Every individual who operates a business has the ability to incorporate his or her business in a fashion that permits the best tax benefits. Each type of corporation has a different set of benefits and legal implications, so it is important for an individual to choose a structure that best fits their business requirements. Business owners need to consider factors such as the number of people involved, the tax situation of their business, and what's at stake if the business incurs heavy losses. An individual or a group that operates a non-profit or charitable organization working for a religious, educational, civil or any other cause that is in public interest may also choose to incorporate. Many prefer to form a non-profit corporation that is usually managed by volunteers or paid positions and operates for non-commercial purposes. From musicians and artists to individuals or groups who are engaged in health, education, and community services, everyone can benefit from a non-profit corporation. The non-profit status of a business is a basic requirement to qualify for funds from government agencies and private foundations. Apart from getting grants, there are other benefits of non-profit corporations.
The term "non-profit" does not imply that a corporation with this status cannot make money. There are, however, a number of restrictions on how such a corporation can use earnings. Congress and the Internal Revenue Service have laid down certain parameters that an organization must follow in order to qualify as a nonprofit corporation. One major parameter states that profits cannot be distributed among its directors, officers, or members that are responsible for managing the affairs of the organization. While shareholders of for-profit corporations are entitled to get stock in exchange for their capital investments, and thus receive a return on their investment by way of dividends. The organization can use its tax free profits to cover operating expenses, such paying salaries. Due to its exempt status, filing of regular tax returns may not be required if the corporation's gross annual income remains below $25,000. Receiving donated goods worth over $5000 and disposal of donated goods worth over $2500 would require filing special purpose tax returns. All assets of a non-profit corporation are required to be dedicated to the tax exempted purpose for which it is formed. This implies that in case of its dissolution the assets need to be distributed to some other tax-exempt 501(c) organization. Failure to comply by these requirements could result in the organization losing its tax-exempt status. All activities of the corporation must be strictly related to nonprofit purposes. Organizations that come under the tax-exempt category include labor organizations, business leagues, real-estate.
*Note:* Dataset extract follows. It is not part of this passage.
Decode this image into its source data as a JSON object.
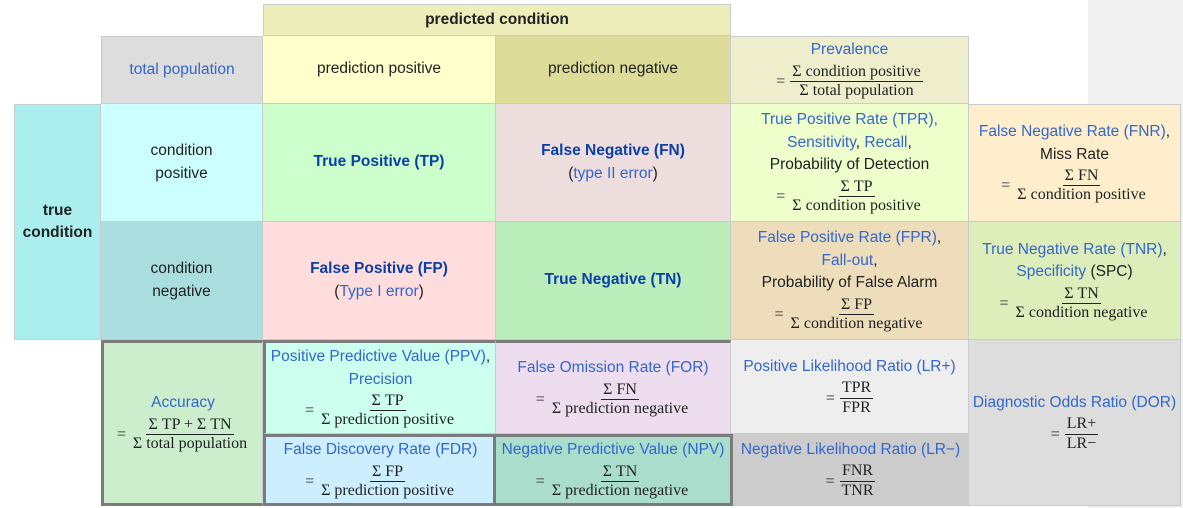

One of the often-quoted advantages of non-profit corporations involves their tax status. A non-profit corporation can seek exemption from various federal and state income taxes under Section 501(c) of the Internal Revenue Code. This is one reason why non-profit corporations are also referred to as 501(c) corporations. This kind of tax rebate not only covers the income generated by the corporation, but also applies to all the donations it receives. It is therefore a beneficial situation for both the corporation and its donors who get tax exemption for their contributions.